Вот и заграждения. Он их узнал по темневшим пятнам убитых, которые обвисли на проволоке. Было тихо, и никто не стонал. Невыносимо ломило руку, которая висела как плеть.

Малоруков ползал вдоль заграждений, прислушиваясь к дыханию, но никто не дышал, не было признака жизни. Ночь, все такая же холодная, туманная, протекла, и ее черноту от времени до времени бороздили дымные голубовато-фосфорические полосы света от прожекторов и опять тьма.

Как едва заметный шелест сухих листьев, донеслось:

— Пи-иить...

Малоруков замер и, затаив дыхание, слушал.

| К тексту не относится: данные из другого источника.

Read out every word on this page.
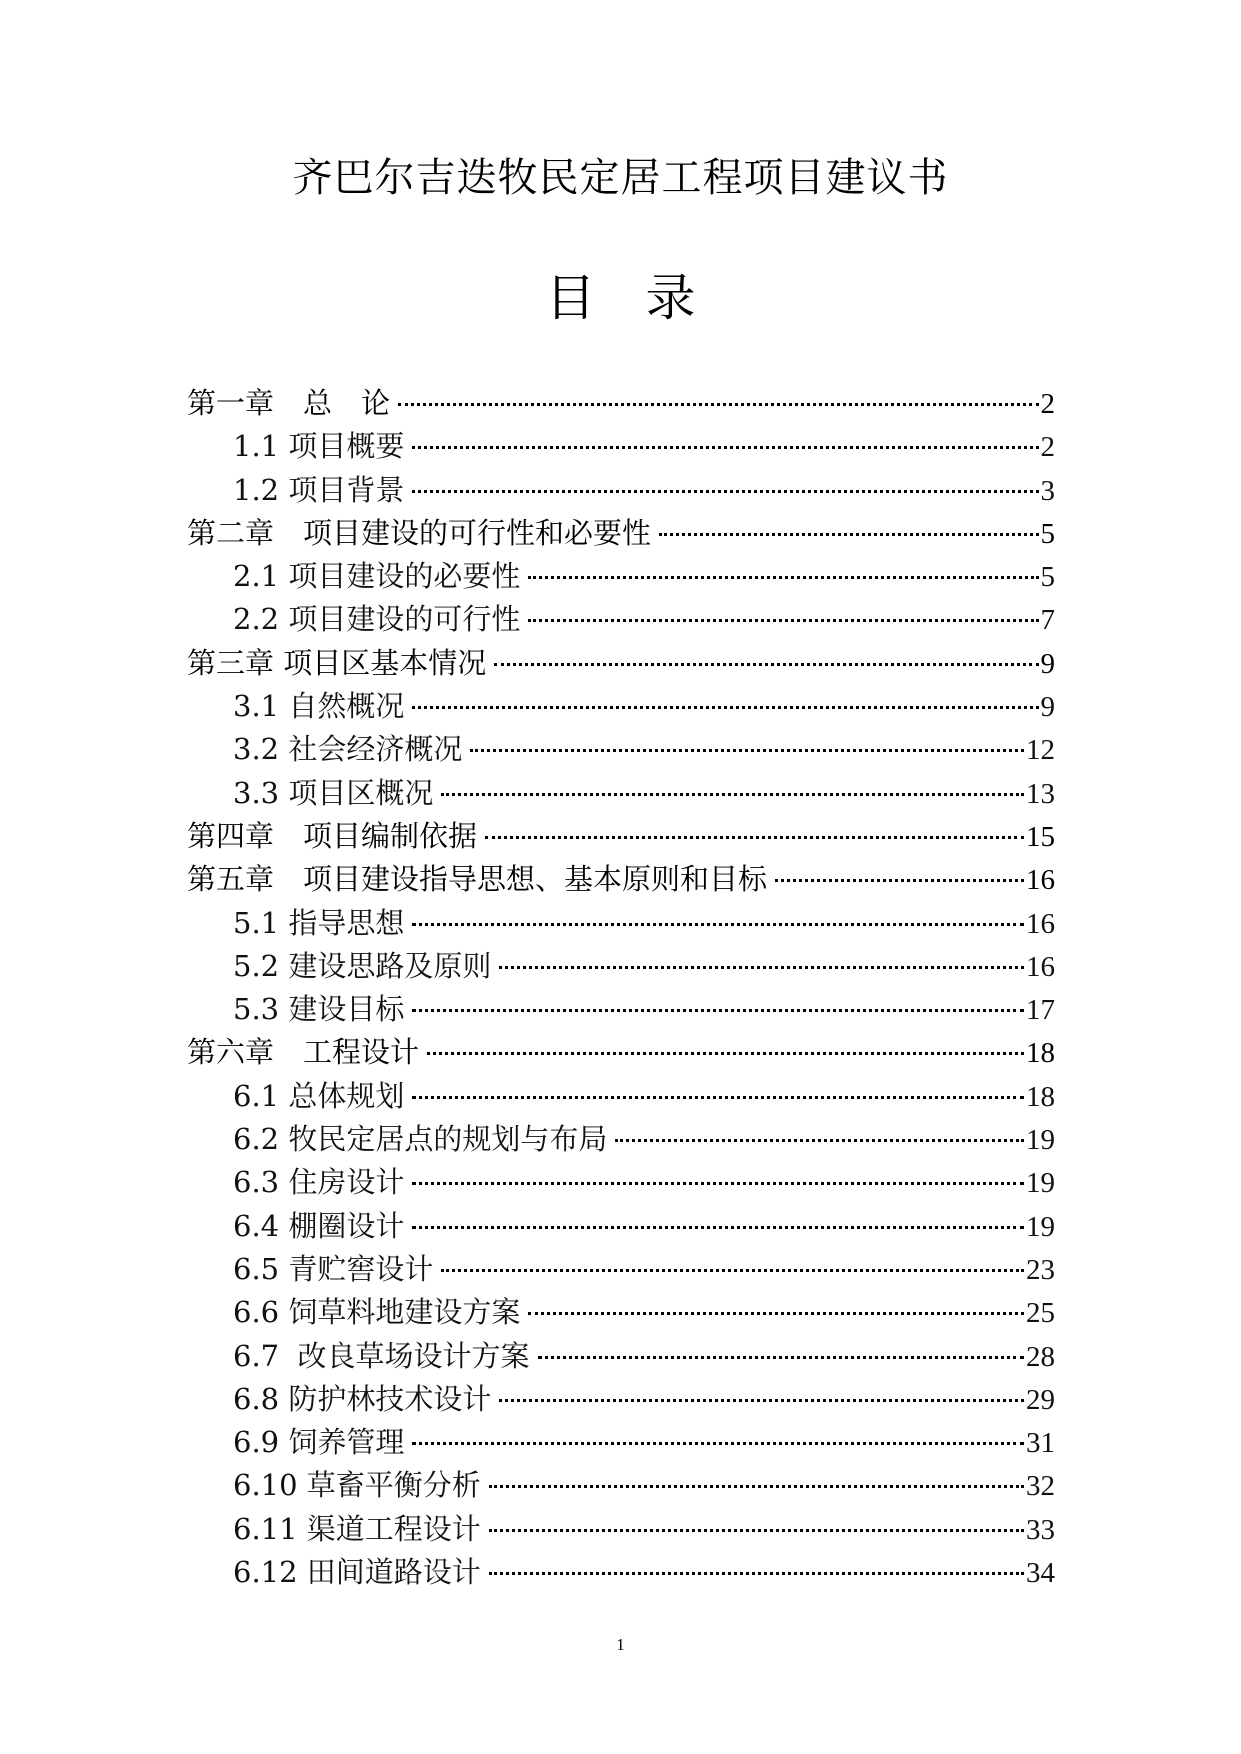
齐巴尔吉迭牧民定居工程项目建议书
目　录
第一章　总　论	2
1.1 项目概要	2
1.2 项目背景	3
第二章　项目建设的可行性和必要性	5
2.1 项目建设的必要性	5
2.2 项目建设的可行性	7
第三章 项目区基本情况	9
3.1 自然概况	9
3.2 社会经济概况	12
3.3 项目区概况	13
第四章　项目编制依据	15
第五章　项目建设指导思想、基本原则和目标	16
5.1 指导思想	16
5.2 建设思路及原则	16
5.3 建设目标	17
第六章　工程设计	18
6.1 总体规划	18
6.2 牧民定居点的规划与布局	19
6.3 住房设计	19
6.4 棚圈设计	19
6.5 青贮窖设计	23
6.6 饲草料地建设方案	25
6.7  改良草场设计方案	28
6.8 防护林技术设计	29
6.9 饲养管理	31
6.10 草畜平衡分析	32
6.11 渠道工程设计	33
6.12 田间道路设计	34
1
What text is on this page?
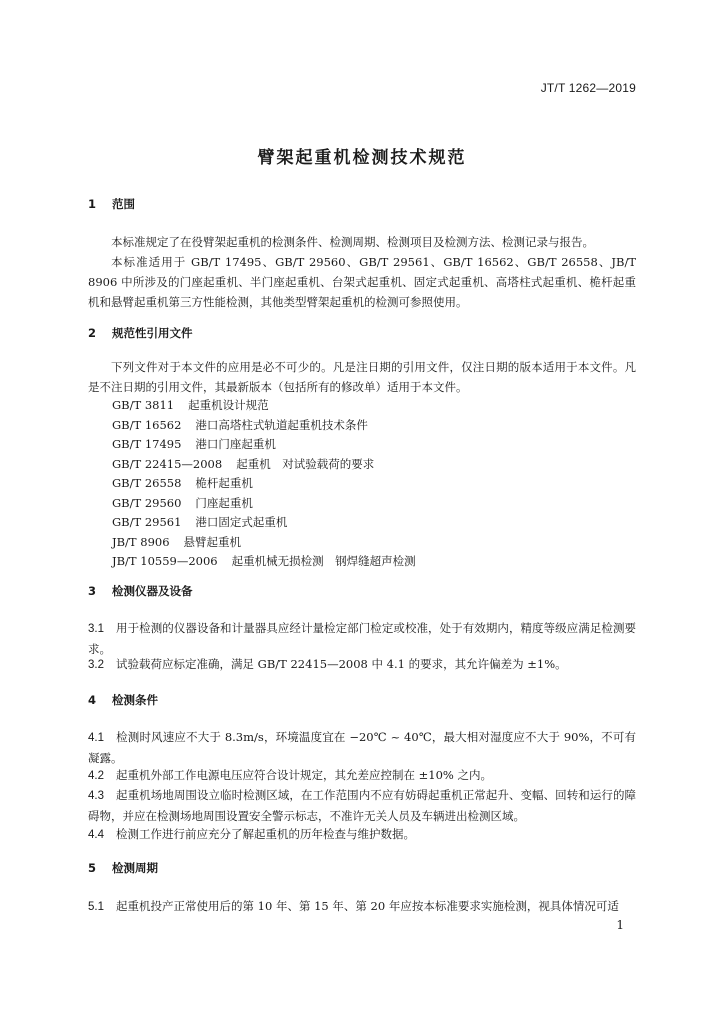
JT/T 1262—2019
臂架起重机检测技术规范
1 范围
本标准规定了在役臂架起重机的检测条件、检测周期、检测项目及检测方法、检测记录与报告。
本标准适用于 GB/T 17495、GB/T 29560、GB/T 29561、GB/T 16562、GB/T 26558、JB/T 8906 中所涉及的门座起重机、半门座起重机、台架式起重机、固定式起重机、高塔柱式起重机、桅杆起重机和悬臂起重机第三方性能检测，其他类型臂架起重机的检测可参照使用。
2 规范性引用文件
下列文件对于本文件的应用是必不可少的。凡是注日期的引用文件，仅注日期的版本适用于本文件。凡是不注日期的引用文件，其最新版本（包括所有的修改单）适用于本文件。
GB/T 3811 起重机设计规范
GB/T 16562 港口高塔柱式轨道起重机技术条件
GB/T 17495 港口门座起重机
GB/T 22415—2008 起重机　对试验载荷的要求
GB/T 26558 桅杆起重机
GB/T 29560 门座起重机
GB/T 29561 港口固定式起重机
JB/T 8906 悬臂起重机
JB/T 10559—2006 起重机械无损检测　钢焊缝超声检测
3 检测仪器及设备
3.1 用于检测的仪器设备和计量器具应经计量检定部门检定或校准，处于有效期内，精度等级应满足检测要求。
3.2 试验载荷应标定准确，满足 GB/T 22415—2008 中 4.1 的要求，其允许偏差为 ±1%。
4 检测条件
4.1 检测时风速应不大于 8.3m/s，环境温度宜在 −20℃ ~ 40℃，最大相对湿度应不大于 90%，不可有凝露。
4.2 起重机外部工作电源电压应符合设计规定，其允差应控制在 ±10% 之内。
4.3 起重机场地周围设立临时检测区域，在工作范围内不应有妨碍起重机正常起升、变幅、回转和运行的障碍物，并应在检测场地周围设置安全警示标志，不准许无关人员及车辆进出检测区域。
4.4 检测工作进行前应充分了解起重机的历年检查与维护数据。
5 检测周期
5.1 起重机投产正常使用后的第 10 年、第 15 年、第 20 年应按本标准要求实施检测，视具体情况可适
1
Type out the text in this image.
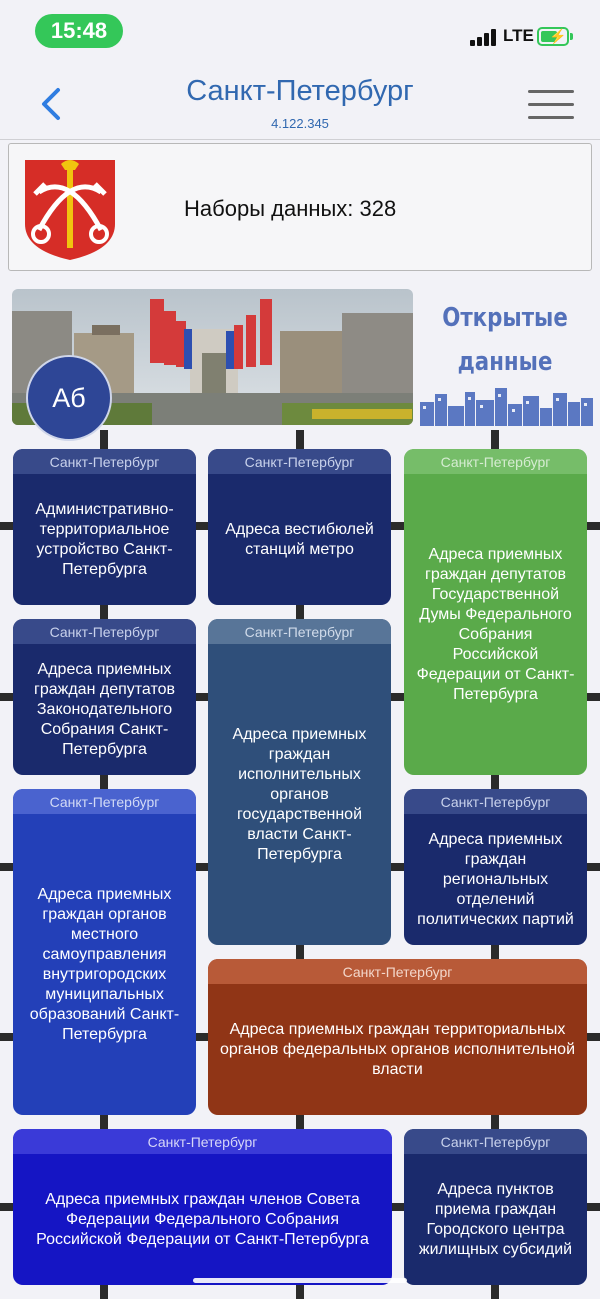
15:48	LTE ⚡
Санкт-Петербург
4.122.345
Наборы данных: 328
Аб
Открытые
данные
Санкт-Петербург
Административно-территориальное устройство Санкт-Петербурга
Санкт-Петербург
Адреса вестибюлей станций метро
Санкт-Петербург
Адреса приемных граждан депутатов Государственной Думы Федерального Собрания Российской Федерации от Санкт-Петербурга
Санкт-Петербург
Адреса приемных граждан депутатов Законодательного Собрания Санкт-Петербурга
Санкт-Петербург
Адреса приемных граждан исполнительных органов государственной власти Санкт-Петербурга
Санкт-Петербург
Адреса приемных граждан органов местного самоуправления внутригородских муниципальных образований Санкт-Петербурга
Санкт-Петербург
Адреса приемных граждан региональных отделений политических партий
Санкт-Петербург
Адреса приемных граждан территориальных органов федеральных органов исполнительной власти
Санкт-Петербург
Адреса приемных граждан членов Совета Федерации Федерального Собрания Российской Федерации от Санкт-Петербурга
Санкт-Петербург
Адреса пунктов приема граждан Городского центра жилищных субсидий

Нет, это у него в мозгу — ему мучительно пить хотелось. Он перестал вслушиваться, и опять едва уловимый шелест:

— ...Пи-ить...

Тогда он пополз наверняка и нащупал лежащего человека. Он хрипло и слабо дышал и временами шелестел:

— Пи-ить...

И Малоруков, трясясь всем телом, знал, что это Ферзенко. Торопливо пробежал по нем пальцами: ноги лежали странно изогнувшись, — обе перебиты, и слабо теплела сочащаяся кровь.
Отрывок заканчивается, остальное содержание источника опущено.